Если плохое может случиться – оно случается. Что стоило Наташке проехать часом раньше или часом позже, а лучше бы и совсем остаться дома. Или хотя бы ехать без трещотки. А нет, едет и трещит на всю Норушку – смотрите, это я, Наташа Лунаева, еду. Как назло, трещотку он сам сделал для неё, из гусиного горла. Хорошая получилась, громкая. Всем слышно.
Урюк ее тоже услышал. Повернул башку, а затем развернулся и сам, развернулся и потрусил к калитке.
Где-то под ложечкой засосало и сердце остановилось. А делать нечего. Назвался груздем, полезай в пузо.
Он шагнул к калитке, шажком маленьким, робким. Второй вышел побольше, а третий – совсем хорошим.
– Куда? – крикнул Петька, но отвечать некогда. Куда, куда, в магазин по дрова! Калитку прихлопнуть, а то ведь порвет Урюк Наташку.
Секунды тянулись, как сосновая смолка, терпкие, вяжущие. А ведь могу и не успеть. Санька побежал действительно быстро – но у самой калитки наткнулся на спину.
– Пусти, – пробормотал он.
– Гостю первое место, – ответил Корнейка и шагнул во двор.

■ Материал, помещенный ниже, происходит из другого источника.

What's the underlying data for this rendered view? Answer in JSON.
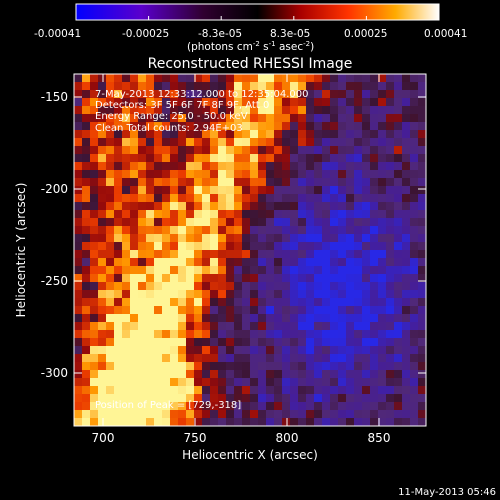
{
  "colorbar": {
    "ticks": [
      "-0.00041",
      "-0.00025",
      "-8.3e-05",
      "8.3e-05",
      "0.00025",
      "0.00041"
    ],
    "units_main": "(photons cm",
    "units_exp1": "-2",
    "units_mid": " s",
    "units_exp2": "-1",
    "units_end": " asec",
    "units_exp3": "-2",
    "units_close": ")"
  },
  "image": {
    "title": "Reconstructed RHESSI Image",
    "info": [
      "7-May-2013 12:33:12.000 to 12:35:04.000",
      "Detectors: 3F 5F 6F 7F 8F 9F, Att 0",
      "Energy Range: 25.0 - 50.0 keV",
      "Clean     Total counts: 2.94E+03"
    ],
    "peak_label": "Position of Peak = [729,-318]",
    "xlabel": "Heliocentric X (arcsec)",
    "ylabel": "Heliocentric Y (arcsec)",
    "x_ticks": [
      "700",
      "750",
      "800",
      "850"
    ],
    "y_ticks": [
      "-150",
      "-200",
      "-250",
      "-300"
    ]
  },
  "footer": {
    "timestamp": "11-May-2013 05:46"
  },
  "colors": {
    "background": "#000000",
    "text": "#ffffff"
  }
}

Ну, всё. Не было даже сил закрыть глаза. Урюк огромными прыжками приближался к калитке. Три прыжка. Два. Один…
– Привет, привет, друг человека, – голос Корнейки, спокойный, укоризненный, для Урюка оказался крепче цепи. Пес остановился в пяди от Корнейки. За забором ахнула и замолчала крикливая соседка. Петька-Пирог, что вдруг оказался рядом, схватил за руку.
– Шалишь, брат? Скучно? Ты большой, взрослый, делом займись.
Пес понуро опустил голову, кончик хвоста едва вилял.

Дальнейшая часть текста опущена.